Many do-it-yourself investors see things from a limited viewpoint. They look to see how the stock market is performing and whether it’s up or down, but that doesn’t constitute sufficient research. Take your time. Do your due diligence. Talk to other more seasoned investors. Make sure that you have thoroughly looked at everything before you jump in. Keep in mind also that there is nothing more constant than change. So just because you are all in, that doesn’t mean you stop researching your options and what is out there. Keep informed!
4. Follow your designated plan
Devising a written plan that details one’s personal investment strategy keeps investors on track. That plan should include a description of how investments will be diversified and the percentage of the portfolio allocated to each one. Since over time the investments will dip or spike at different rates, make sure to re-balance the portfolio annually to conform to the original plan is an important step.

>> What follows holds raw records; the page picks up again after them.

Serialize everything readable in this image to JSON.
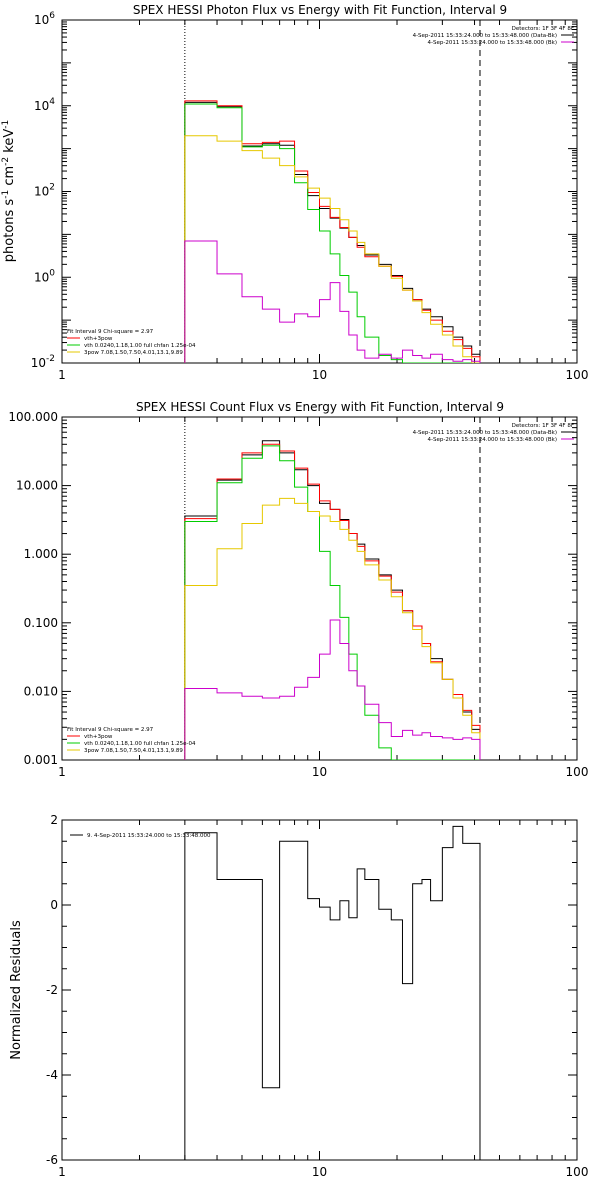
{
  "chart_data": [
    {
      "type": "line",
      "title": "SPEX HESSI Photon Flux vs Energy with Fit Function, Interval 9",
      "ylabel_parts": [
        "photons s",
        "-1",
        " cm",
        "-2",
        " keV",
        "-1"
      ],
      "xlabel": "",
      "xscale": "log",
      "yscale": "log",
      "xlim": [
        1,
        100
      ],
      "ylim": [
        0.01,
        1000000
      ],
      "xticks": [
        1,
        10,
        100
      ],
      "xticklabels": [
        "1",
        "10",
        "100"
      ],
      "yticks": [
        0.01,
        1,
        100,
        10000,
        1000000
      ],
      "yticklabels": [
        {
          "base": "10",
          "exp": "-2"
        },
        {
          "base": "10",
          "exp": "0"
        },
        {
          "base": "10",
          "exp": "2"
        },
        {
          "base": "10",
          "exp": "4"
        },
        {
          "base": "10",
          "exp": "6"
        }
      ],
      "vlines": [
        {
          "x": 3,
          "style": "dotted"
        },
        {
          "x": 42,
          "style": "dashed"
        }
      ],
      "legend_top": {
        "placement": "top-right",
        "header": "Detectors: 1F 3F 4F 8F",
        "entries": [
          {
            "label": "4-Sep-2011 15:33:24.000 to 15:33:48.000 (Data-Bk)",
            "color": "#000000"
          },
          {
            "label": "4-Sep-2011 15:33:24.000 to 15:33:48.000 (Bk)",
            "color": "#cc00cc"
          }
        ]
      },
      "legend_bottom": {
        "placement": "bottom-left",
        "header": "Fit Interval 9   Chi-square = 2.97",
        "entries": [
          {
            "label": "vth+3pow",
            "color": "#ff0000"
          },
          {
            "label": "vth 0.0240,1.18,1.00  full chfan 1.25e-04",
            "color": "#00cc00"
          },
          {
            "label": "3pow 7.08,1.50,7.50,4.01,13.1,9.89",
            "color": "#e6c800"
          }
        ]
      },
      "edges": [
        3,
        4,
        5,
        6,
        7,
        8,
        9,
        10,
        11,
        12,
        13,
        14,
        15,
        17,
        19,
        21,
        23,
        25,
        27,
        30,
        33,
        36,
        39,
        42
      ],
      "series": [
        {
          "name": "Data-Bk",
          "color": "#000000",
          "values": [
            12000,
            9500,
            1150,
            1300,
            1200,
            250,
            80,
            40,
            24,
            14,
            8.5,
            5.5,
            3.3,
            2.0,
            1.1,
            0.55,
            0.3,
            0.18,
            0.12,
            0.07,
            0.04,
            0.025,
            0.016
          ]
        },
        {
          "name": "vth+3pow",
          "color": "#ff0000",
          "values": [
            13000,
            10000,
            1300,
            1400,
            1500,
            300,
            95,
            45,
            25,
            14.5,
            8.5,
            5.0,
            3.0,
            1.8,
            1.05,
            0.5,
            0.3,
            0.17,
            0.1,
            0.055,
            0.035,
            0.022,
            0.014
          ]
        },
        {
          "name": "vth",
          "color": "#00cc00",
          "values": [
            11000,
            9000,
            1100,
            1200,
            1000,
            160,
            38,
            12,
            3.5,
            1.1,
            0.45,
            0.12,
            0.04,
            0.015,
            0.012,
            0.01,
            0.01,
            0.01,
            0.01,
            0.01,
            0.01,
            0.01,
            0.01
          ]
        },
        {
          "name": "3pow",
          "color": "#e6c800",
          "values": [
            2000,
            1500,
            900,
            600,
            400,
            220,
            120,
            70,
            40,
            22,
            12,
            6.5,
            3.5,
            1.8,
            0.95,
            0.5,
            0.28,
            0.15,
            0.08,
            0.045,
            0.025,
            0.014,
            0.01
          ]
        },
        {
          "name": "Bk",
          "color": "#cc00cc",
          "values": [
            7,
            1.2,
            0.35,
            0.18,
            0.09,
            0.14,
            0.12,
            0.3,
            0.75,
            0.16,
            0.045,
            0.02,
            0.013,
            0.016,
            0.013,
            0.02,
            0.015,
            0.013,
            0.016,
            0.012,
            0.011,
            0.012,
            0.011
          ]
        }
      ]
    },
    {
      "type": "line",
      "title": "SPEX HESSI Count Flux vs Energy with Fit Function, Interval 9",
      "ylabel": "",
      "xlabel": "",
      "xscale": "log",
      "yscale": "log",
      "xlim": [
        1,
        100
      ],
      "ylim": [
        0.001,
        100
      ],
      "xticks": [
        1,
        10,
        100
      ],
      "xticklabels": [
        "1",
        "10",
        "100"
      ],
      "yticks": [
        0.001,
        0.01,
        0.1,
        1,
        10,
        100
      ],
      "yticklabels": [
        "0.001",
        "0.010",
        "0.100",
        "1.000",
        "10.000",
        "100.000"
      ],
      "vlines": [
        {
          "x": 3,
          "style": "dotted"
        },
        {
          "x": 42,
          "style": "dashed"
        }
      ],
      "legend_top": {
        "placement": "top-right",
        "header": "Detectors: 1F 3F 4F 8F",
        "entries": [
          {
            "label": "4-Sep-2011 15:33:24.000 to 15:33:48.000 (Data-Bk)",
            "color": "#000000"
          },
          {
            "label": "4-Sep-2011 15:33:24.000 to 15:33:48.000 (Bk)",
            "color": "#cc00cc"
          }
        ]
      },
      "legend_bottom": {
        "placement": "bottom-left",
        "header": "Fit Interval 9   Chi-square = 2.97",
        "entries": [
          {
            "label": "vth+3pow",
            "color": "#ff0000"
          },
          {
            "label": "vth 0.0240,1.18,1.00  full chfan 1.25e-04",
            "color": "#00cc00"
          },
          {
            "label": "3pow 7.08,1.50,7.50,4.01,13.1,9.89",
            "color": "#e6c800"
          }
        ]
      },
      "edges": [
        3,
        4,
        5,
        6,
        7,
        8,
        9,
        10,
        11,
        12,
        13,
        14,
        15,
        17,
        19,
        21,
        23,
        25,
        27,
        30,
        33,
        36,
        39,
        42
      ],
      "series": [
        {
          "name": "Data-Bk",
          "color": "#000000",
          "values": [
            3.6,
            12,
            28,
            45,
            30,
            17,
            10,
            5.5,
            4.5,
            3.2,
            2.0,
            1.4,
            0.85,
            0.5,
            0.3,
            0.15,
            0.09,
            0.05,
            0.03,
            0.015,
            0.008,
            0.005,
            0.0028
          ]
        },
        {
          "name": "vth+3pow",
          "color": "#ff0000",
          "values": [
            3.3,
            12.5,
            30,
            40,
            32,
            18,
            10.5,
            6.0,
            4.5,
            3.1,
            2.0,
            1.3,
            0.8,
            0.48,
            0.28,
            0.15,
            0.09,
            0.05,
            0.027,
            0.015,
            0.009,
            0.0053,
            0.0032
          ]
        },
        {
          "name": "vth",
          "color": "#00cc00",
          "values": [
            3.0,
            11,
            25,
            38,
            23,
            9.5,
            4.2,
            1.1,
            0.35,
            0.12,
            0.035,
            0.012,
            0.0045,
            0.0015,
            0.001,
            0.001,
            0.001,
            0.001,
            0.001,
            0.001,
            0.001,
            0.001,
            0.001
          ]
        },
        {
          "name": "3pow",
          "color": "#e6c800",
          "values": [
            0.35,
            1.2,
            2.8,
            5.2,
            6.5,
            5.5,
            4.2,
            3.6,
            3.0,
            2.3,
            1.6,
            1.1,
            0.7,
            0.42,
            0.24,
            0.14,
            0.08,
            0.045,
            0.026,
            0.015,
            0.008,
            0.0045,
            0.0025
          ]
        },
        {
          "name": "Bk",
          "color": "#cc00cc",
          "values": [
            0.011,
            0.0095,
            0.0085,
            0.008,
            0.0085,
            0.0115,
            0.016,
            0.035,
            0.11,
            0.05,
            0.02,
            0.012,
            0.0065,
            0.0035,
            0.0022,
            0.0027,
            0.0023,
            0.0025,
            0.0022,
            0.0021,
            0.002,
            0.0021,
            0.002
          ]
        }
      ]
    },
    {
      "type": "line",
      "title": "",
      "ylabel": "Normalized Residuals",
      "xlabel": "",
      "xscale": "log",
      "yscale": "linear",
      "xlim": [
        1,
        100
      ],
      "ylim": [
        -6,
        2
      ],
      "xticks": [
        1,
        10,
        100
      ],
      "xticklabels": [
        "1",
        "10",
        "100"
      ],
      "yticks": [
        -6,
        -4,
        -2,
        0,
        2
      ],
      "yticklabels": [
        "-6",
        "-4",
        "-2",
        "0",
        "2"
      ],
      "legend": {
        "placement": "top-left",
        "label": "9.  4-Sep-2011 15:33:24.000 to 15:33:48.000"
      },
      "edges": [
        3,
        4,
        5,
        6,
        7,
        8,
        9,
        10,
        11,
        12,
        13,
        14,
        15,
        17,
        19,
        21,
        23,
        25,
        27,
        30,
        33,
        36,
        39,
        42
      ],
      "series": [
        {
          "name": "",
          "color": "#000000",
          "values": [
            1.7,
            0.6,
            0.6,
            -4.3,
            1.5,
            1.5,
            0.15,
            -0.05,
            -0.35,
            0.1,
            -0.3,
            0.85,
            0.6,
            -0.1,
            -0.35,
            -1.85,
            0.5,
            0.6,
            0.1,
            1.35,
            1.85,
            1.45,
            1.45
          ]
        }
      ]
    }
  ]
}
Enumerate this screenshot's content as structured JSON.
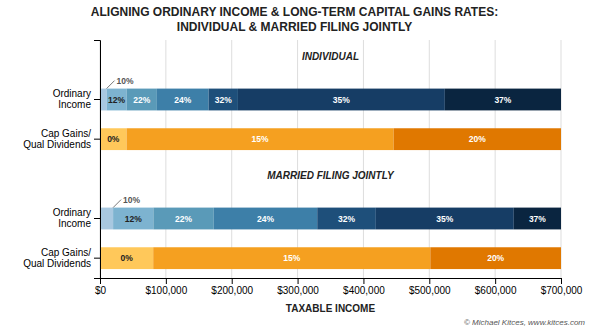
{
  "chart_data": {
    "type": "bar",
    "orientation": "horizontal",
    "title": "ALIGNING ORDINARY INCOME & LONG-TERM CAPITAL GAINS RATES:",
    "subtitle": "INDIVIDUAL & MARRIED FILING JOINTLY",
    "xlabel": "TAXABLE INCOME",
    "copyright": "© Michael Kitces, www.kitces.com",
    "xlim": [
      0,
      700000
    ],
    "xticks": [
      {
        "value": 0,
        "label": "$0"
      },
      {
        "value": 100000,
        "label": "$100,000"
      },
      {
        "value": 200000,
        "label": "$200,000"
      },
      {
        "value": 300000,
        "label": "$300,000"
      },
      {
        "value": 400000,
        "label": "$400,000"
      },
      {
        "value": 500000,
        "label": "$500,000"
      },
      {
        "value": 600000,
        "label": "$600,000"
      },
      {
        "value": 700000,
        "label": "$700,000"
      }
    ],
    "grid": true,
    "groups": [
      {
        "label": "INDIVIDUAL",
        "rows": [
          {
            "category": "Ordinary\nIncome",
            "segments": [
              {
                "label": "10%",
                "start": 0,
                "end": 9950,
                "color": "#a8c8e0"
              },
              {
                "label": "12%",
                "start": 9950,
                "end": 40525,
                "color": "#7db3d0"
              },
              {
                "label": "22%",
                "start": 40525,
                "end": 86375,
                "color": "#5a9ab8"
              },
              {
                "label": "24%",
                "start": 86375,
                "end": 164925,
                "color": "#3d7fa8"
              },
              {
                "label": "32%",
                "start": 164925,
                "end": 209425,
                "color": "#1e4f7a"
              },
              {
                "label": "35%",
                "start": 209425,
                "end": 523600,
                "color": "#163d65"
              },
              {
                "label": "37%",
                "start": 523600,
                "end": 700000,
                "color": "#0a2540"
              }
            ]
          },
          {
            "category": "Cap Gains/\nQual Dividends",
            "segments": [
              {
                "label": "0%",
                "start": 0,
                "end": 40400,
                "color": "#ffc85a"
              },
              {
                "label": "15%",
                "start": 40400,
                "end": 445850,
                "color": "#f5a020"
              },
              {
                "label": "20%",
                "start": 445850,
                "end": 700000,
                "color": "#e07800"
              }
            ]
          }
        ]
      },
      {
        "label": "MARRIED FILING JOINTLY",
        "rows": [
          {
            "category": "Ordinary\nIncome",
            "segments": [
              {
                "label": "10%",
                "start": 0,
                "end": 19900,
                "color": "#a8c8e0"
              },
              {
                "label": "12%",
                "start": 19900,
                "end": 81050,
                "color": "#7db3d0"
              },
              {
                "label": "22%",
                "start": 81050,
                "end": 172750,
                "color": "#5a9ab8"
              },
              {
                "label": "24%",
                "start": 172750,
                "end": 329850,
                "color": "#3d7fa8"
              },
              {
                "label": "32%",
                "start": 329850,
                "end": 418850,
                "color": "#1e4f7a"
              },
              {
                "label": "35%",
                "start": 418850,
                "end": 628300,
                "color": "#163d65"
              },
              {
                "label": "37%",
                "start": 628300,
                "end": 700000,
                "color": "#0a2540"
              }
            ]
          },
          {
            "category": "Cap Gains/\nQual Dividends",
            "segments": [
              {
                "label": "0%",
                "start": 0,
                "end": 80800,
                "color": "#ffc85a"
              },
              {
                "label": "15%",
                "start": 80800,
                "end": 501600,
                "color": "#f5a020"
              },
              {
                "label": "20%",
                "start": 501600,
                "end": 700000,
                "color": "#e07800"
              }
            ]
          }
        ]
      }
    ]
  }
}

Developing written exit strategies enables self-directed investors to maintain the course. If an individual stock hits your target, it may be time to re-evaluate or sell it and find another growth stock.
5. Don’t fear seeking professional help
If you find yourself reacting to market fluctuations or making decisions based on the news, consider hiring a financial planner to review your plan, offer feedback and make suggestions. Most financial advisers have honed their strategy, learned what works and what doesn’t work, and know how to establish a well-thought-out investment plan. Don’t think you have to relinquish control of your assets or your portfolio. Having an advisor in your pocket is a great investor move, so do your due diligence and find the best.